You definitely want the information from the testing, but I gotta tell ya, the options for getting help from the schools in fifth grade, even in good systems, are not that good. I would be trying to figure out who the gems among the thorns are — who in that building can be an ally for him? In any district, there are winners & weiners. If there’s one teacher there (or the librarian, or even the school secretary) who believes in him — or, if he can build himself a halo effect so that they think he’s a Hard Working Kid, but it sounds like he may have tarnsihed the halo… but fifth grade he may not be too old to convince that he can still be a Good Kid (even if he doesn’t get good grades).

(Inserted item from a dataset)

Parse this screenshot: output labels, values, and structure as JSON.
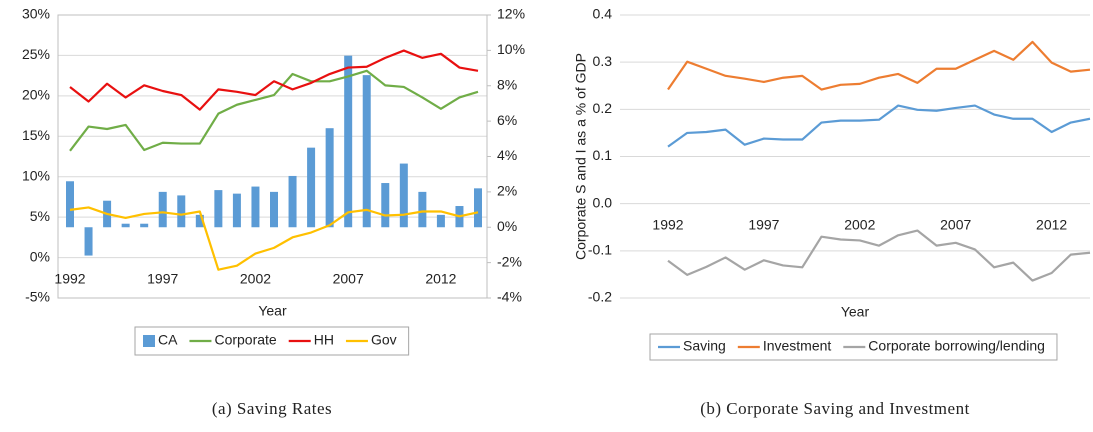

If I could just make a clone of myself, I’d make a nice little online math course (let’s see, I need a couple of graphic artists and a secretary, that’s about all) and you could tell ‘em to let him go to wherever there’s a computer and do math his way… in the meantime, figure out one thing in math that he is willing to / would like to learn well between now and the end of the year. I would suggest being able to add simple fractions with same or different denominators — then, honestly, he would be ahead of most of the college students I work with. (Really. Have I mentioned that math instruction is in really horrible shape everywhere?) Either Victoria or I could get him/you to a mastery level with it. Another good thing would be those times tables — but he needs something that he can feel proud of & good about, and that’s an awful lot of straight memory, and that’s his weak point. (However, I’ve got a whole mess of quizzes from the ground up already on my site, as well as some ideas for remembering them when you can’t remember things.) That way he & you would be taking ownership of learning away from the poor beleaguered school. Might make it easier to behave in there.
You’ve caught this at the right time… fifth graders can often still be salvaged :-) I’m afraid I watched more than one really nice seventh grader who was still trying turn into a bitter, “I’m gonna try to fit in with the bad kids” kiddo — and unfortunately, sometimes they did too well, and other times they were played along for a lark by those kids — by ninth grade. I wish I could be more reassuring — but I just can’t. (On the other hand, as I said, one ally for a kid could make all the difference even if its Mom.)